As thousands of A-level and GCSE students prepare to choose between continuing their education and seeking employment, new research shows that the education system is not meeting the recruitment needs of owners of small businesses.

More students involved in further education are passing their exams, but despite a record number of A-level ‘A’ grades in 2008, the Forum of Private Business’ (FPB) members are reporting that too few school- and college-leavers with the skills and attributes they require are entering the job market. The FPB’s research indicates that around three-quarters of a million small businesses have had to recruit individuals with fewer skills than they had hoped for, before training them.

“There is a clear gap between what businesses need and what businesses get when it comes to the ability of the education system to produce viable employees for small businesses,” said Phil Orford, the FPB's chief executive. Basic skills valued by employers are literacy, numeracy, English language communication and basic ICT skills, such as using email. However, the FPB’s analysis indicates that, while small businesses consider the current labour force to have ‘good’ or ‘very good’ skills, it is considered to be ‘average’ by 68 per cent of small business employers, and 18 per cent of small businesses feel that labour force skills are ‘poor’ or ‘very poor’.

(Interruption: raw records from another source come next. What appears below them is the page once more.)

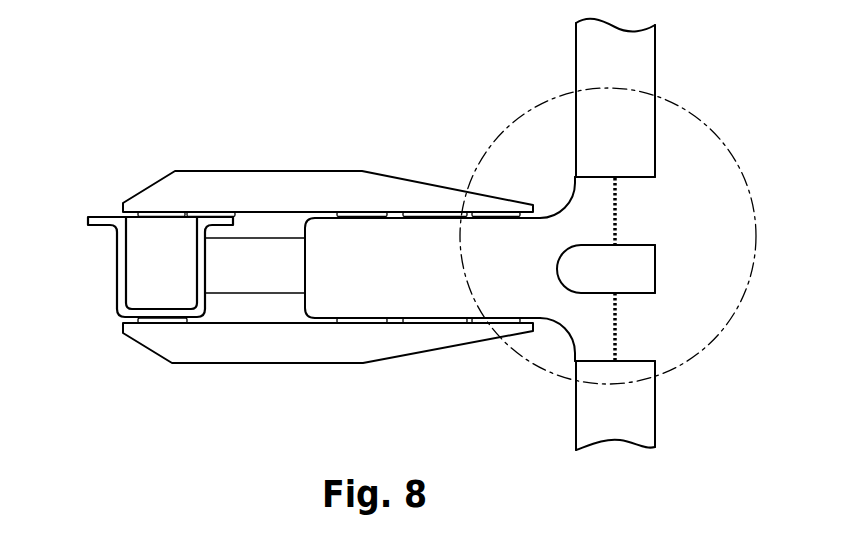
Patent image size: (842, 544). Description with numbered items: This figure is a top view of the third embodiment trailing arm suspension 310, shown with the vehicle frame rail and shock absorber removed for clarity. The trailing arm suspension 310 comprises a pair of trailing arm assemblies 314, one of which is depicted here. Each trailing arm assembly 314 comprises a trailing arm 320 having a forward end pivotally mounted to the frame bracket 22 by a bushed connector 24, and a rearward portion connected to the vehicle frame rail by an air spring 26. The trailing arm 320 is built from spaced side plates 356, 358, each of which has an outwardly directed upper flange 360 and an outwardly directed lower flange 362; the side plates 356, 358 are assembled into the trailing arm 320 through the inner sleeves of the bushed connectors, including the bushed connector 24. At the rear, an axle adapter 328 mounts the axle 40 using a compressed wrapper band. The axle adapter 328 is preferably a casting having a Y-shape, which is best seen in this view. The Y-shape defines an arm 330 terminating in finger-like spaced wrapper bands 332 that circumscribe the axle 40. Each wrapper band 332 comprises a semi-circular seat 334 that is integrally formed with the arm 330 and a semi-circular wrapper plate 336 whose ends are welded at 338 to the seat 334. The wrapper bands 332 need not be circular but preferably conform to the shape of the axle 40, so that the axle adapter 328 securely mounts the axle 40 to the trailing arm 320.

The frame bracket 22 is at (115, 240).
The bushed connector 24 is at (136, 321).
The air spring 26 is at (693, 110).
The axle 40 is at (587, 427).
The trailing arm suspension 310 is at (233, 104).
The trailing arm assembly 314 is at (160, 154).
The trailing arm 320 is at (391, 160).
The axle adapter 328 is at (461, 321).
The arm 330 is at (373, 268).
The wrapper band 332 is at (614, 182).
The semi-circular seat 334 is at (562, 196).
The semi-circular wrapper plate 336 is at (645, 193).
The weld 338 is at (620, 222).
The side plate 356 is at (222, 376).
The side plate 358 is at (290, 158).
The upper flange 360 is at (330, 188).
The lower flange 362 is at (263, 238).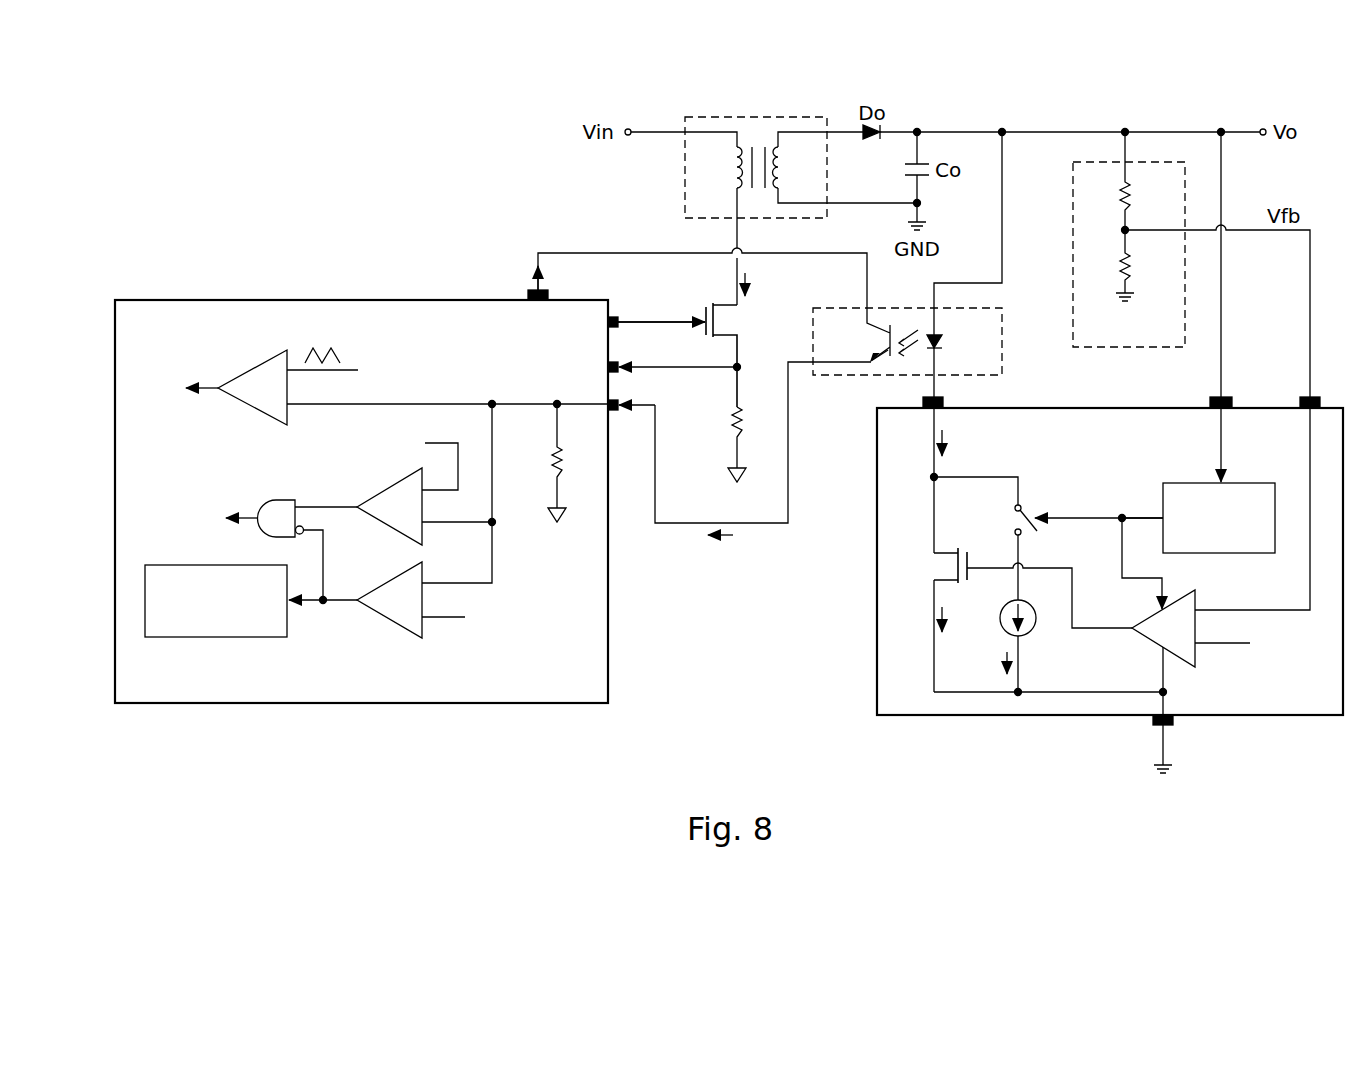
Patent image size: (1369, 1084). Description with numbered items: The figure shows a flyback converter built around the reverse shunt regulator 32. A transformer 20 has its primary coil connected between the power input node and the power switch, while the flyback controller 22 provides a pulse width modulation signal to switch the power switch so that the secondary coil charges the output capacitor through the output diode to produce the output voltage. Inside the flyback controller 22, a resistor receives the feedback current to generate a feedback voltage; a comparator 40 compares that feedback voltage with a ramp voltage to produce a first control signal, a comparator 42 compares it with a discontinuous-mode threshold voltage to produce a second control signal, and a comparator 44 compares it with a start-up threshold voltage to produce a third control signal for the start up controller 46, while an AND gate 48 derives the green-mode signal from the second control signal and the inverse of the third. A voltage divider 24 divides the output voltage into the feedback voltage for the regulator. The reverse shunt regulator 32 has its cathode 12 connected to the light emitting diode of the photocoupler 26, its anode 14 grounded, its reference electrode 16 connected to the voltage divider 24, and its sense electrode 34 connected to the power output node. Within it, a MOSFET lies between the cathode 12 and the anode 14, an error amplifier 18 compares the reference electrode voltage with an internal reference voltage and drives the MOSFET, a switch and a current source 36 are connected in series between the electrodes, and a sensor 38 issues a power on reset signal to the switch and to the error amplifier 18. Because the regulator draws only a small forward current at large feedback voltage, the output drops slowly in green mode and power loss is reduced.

The cathode 12 is at (930, 390).
The anode 14 is at (1165, 742).
The reference electrode 16 is at (1308, 388).
The error amplifier 18 is at (1180, 660).
The transformer 20 is at (752, 117).
The flyback controller 22 is at (493, 476).
The voltage divider 24 is at (1158, 162).
The photocoupler 26 is at (1002, 347).
The reverse shunt regulator 32 is at (1076, 577).
The sense electrode 34 is at (1216, 393).
The current source 36 is at (1031, 633).
The sensor 38 is at (1187, 482).
The comparator 40 is at (255, 368).
The comparator 42 is at (383, 527).
The comparator 44 is at (387, 620).
The start up controller 46 is at (213, 638).
The AND gate 48 is at (271, 500).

Of the employability attributes deemed to be ‘crucial’, a willingness to learn is the most important (57.1 per cent), followed by a work ethic and professional approach (42.9 per cent), and team working (25.9 per cent). Interpersonal skills are also crucial, while 15 per cent believe the current labour market is not providing workers who have these attributes.

The majority of the small businesses surveyed value school- and college-leavers over graduates and postgraduates. Just 11 per cent seek out graduates or postgraduates when recruiting, but almost double prefer younger employees, fresh from school or college. In addition, three-quarters of small-business employers do not require employees with ‘university’ skills, while a third want people with technical and craft skills that are not provided by universities.

According to the survey, 18 per cent of business-owners believe that the labour market available to them is ‘very poor’ or ‘poor’ in providing employees with ‘higher-level’ attributes, such as foreign language skills, critical thinking and graduate-level science, technology, engineering and maths. In contrast, 15 per cent believe that the skills levels of graduates are ‘good’ or ‘very good’. In all, two-thirds of the small businesses employing graduates feel that their skills levels are ‘average’.